Against the backdrop of general capital caution, children's education can still receive large - scale financing because of the huge market base. By 2030, the global early childhood education market is expected to exceed $100 billion. Lingokids' global user base and multi - IP strategy are the keys to its recognition.

Conclusion: Selective Betting in a Cautious Market

From Windsurf in February to Lingokids and Eruditus in September, six large - scale financing cases outline a clear trend: Capital investment in the education technology sector has not disappeared but has become more concentrated. Capital's screening criteria have become stricter.
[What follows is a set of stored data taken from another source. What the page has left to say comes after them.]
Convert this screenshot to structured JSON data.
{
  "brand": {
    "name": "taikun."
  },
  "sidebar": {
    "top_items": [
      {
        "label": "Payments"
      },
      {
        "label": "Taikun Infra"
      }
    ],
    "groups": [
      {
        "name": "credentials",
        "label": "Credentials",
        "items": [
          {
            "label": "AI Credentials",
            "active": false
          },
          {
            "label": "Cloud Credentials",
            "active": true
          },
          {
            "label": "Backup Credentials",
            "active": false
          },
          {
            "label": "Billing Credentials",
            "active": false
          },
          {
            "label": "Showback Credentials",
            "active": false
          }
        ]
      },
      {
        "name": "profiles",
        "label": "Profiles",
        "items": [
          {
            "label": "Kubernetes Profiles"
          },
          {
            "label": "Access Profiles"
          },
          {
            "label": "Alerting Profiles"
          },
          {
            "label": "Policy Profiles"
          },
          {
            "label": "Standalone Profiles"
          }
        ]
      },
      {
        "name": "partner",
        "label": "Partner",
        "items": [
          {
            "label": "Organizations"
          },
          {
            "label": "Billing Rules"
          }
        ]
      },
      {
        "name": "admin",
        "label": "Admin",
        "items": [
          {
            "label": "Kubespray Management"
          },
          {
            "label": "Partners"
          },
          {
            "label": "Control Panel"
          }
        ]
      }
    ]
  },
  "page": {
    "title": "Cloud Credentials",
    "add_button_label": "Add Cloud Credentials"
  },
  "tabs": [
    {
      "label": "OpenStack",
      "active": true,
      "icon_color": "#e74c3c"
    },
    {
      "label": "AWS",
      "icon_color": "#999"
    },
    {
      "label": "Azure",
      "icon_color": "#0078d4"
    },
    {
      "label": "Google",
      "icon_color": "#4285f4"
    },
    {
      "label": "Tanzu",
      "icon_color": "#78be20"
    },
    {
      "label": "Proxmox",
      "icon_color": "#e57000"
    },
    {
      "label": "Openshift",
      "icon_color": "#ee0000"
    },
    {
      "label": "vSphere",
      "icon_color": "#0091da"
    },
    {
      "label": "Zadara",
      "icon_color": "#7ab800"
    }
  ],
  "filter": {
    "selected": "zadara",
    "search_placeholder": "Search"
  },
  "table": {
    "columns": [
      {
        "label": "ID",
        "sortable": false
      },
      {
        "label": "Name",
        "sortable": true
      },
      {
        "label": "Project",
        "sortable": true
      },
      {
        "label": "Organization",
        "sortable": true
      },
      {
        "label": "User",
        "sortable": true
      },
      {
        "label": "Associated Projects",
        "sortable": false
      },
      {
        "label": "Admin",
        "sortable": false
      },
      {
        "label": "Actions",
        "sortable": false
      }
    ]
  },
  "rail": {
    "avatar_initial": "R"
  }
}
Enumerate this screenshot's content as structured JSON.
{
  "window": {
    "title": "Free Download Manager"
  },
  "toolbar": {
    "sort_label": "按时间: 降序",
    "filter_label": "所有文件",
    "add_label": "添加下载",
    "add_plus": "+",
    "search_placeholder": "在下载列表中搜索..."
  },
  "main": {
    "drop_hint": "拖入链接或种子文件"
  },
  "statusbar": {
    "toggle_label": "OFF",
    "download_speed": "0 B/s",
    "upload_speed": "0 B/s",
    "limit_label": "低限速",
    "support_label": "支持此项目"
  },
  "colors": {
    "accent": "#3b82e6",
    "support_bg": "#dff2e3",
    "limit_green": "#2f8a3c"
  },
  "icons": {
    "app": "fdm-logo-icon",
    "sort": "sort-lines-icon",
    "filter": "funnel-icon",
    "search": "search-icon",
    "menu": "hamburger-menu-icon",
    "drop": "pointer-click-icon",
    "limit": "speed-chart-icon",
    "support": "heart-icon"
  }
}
Instead of making widespread bets, it is concentrating on projects with essential value, technological barriers, and global potential.

These cases have the following commonalities: They are in markets with essential demand or a large base, have clear user value and differential advantages, and improve efficiency and personalization through AI. More importantly, most of them have a global layout or have started preparing for an IPO.

The financing logic of education technology has shifted from "widespread betting" during the pandemic to "selective betting." In a cold market environment, capital still chooses companies with the ability to go the distance.

This article is from the WeChat official account "Duojing" (ID: DJEDUINNO), author: Siluo. It is published by 36Kr with authorization.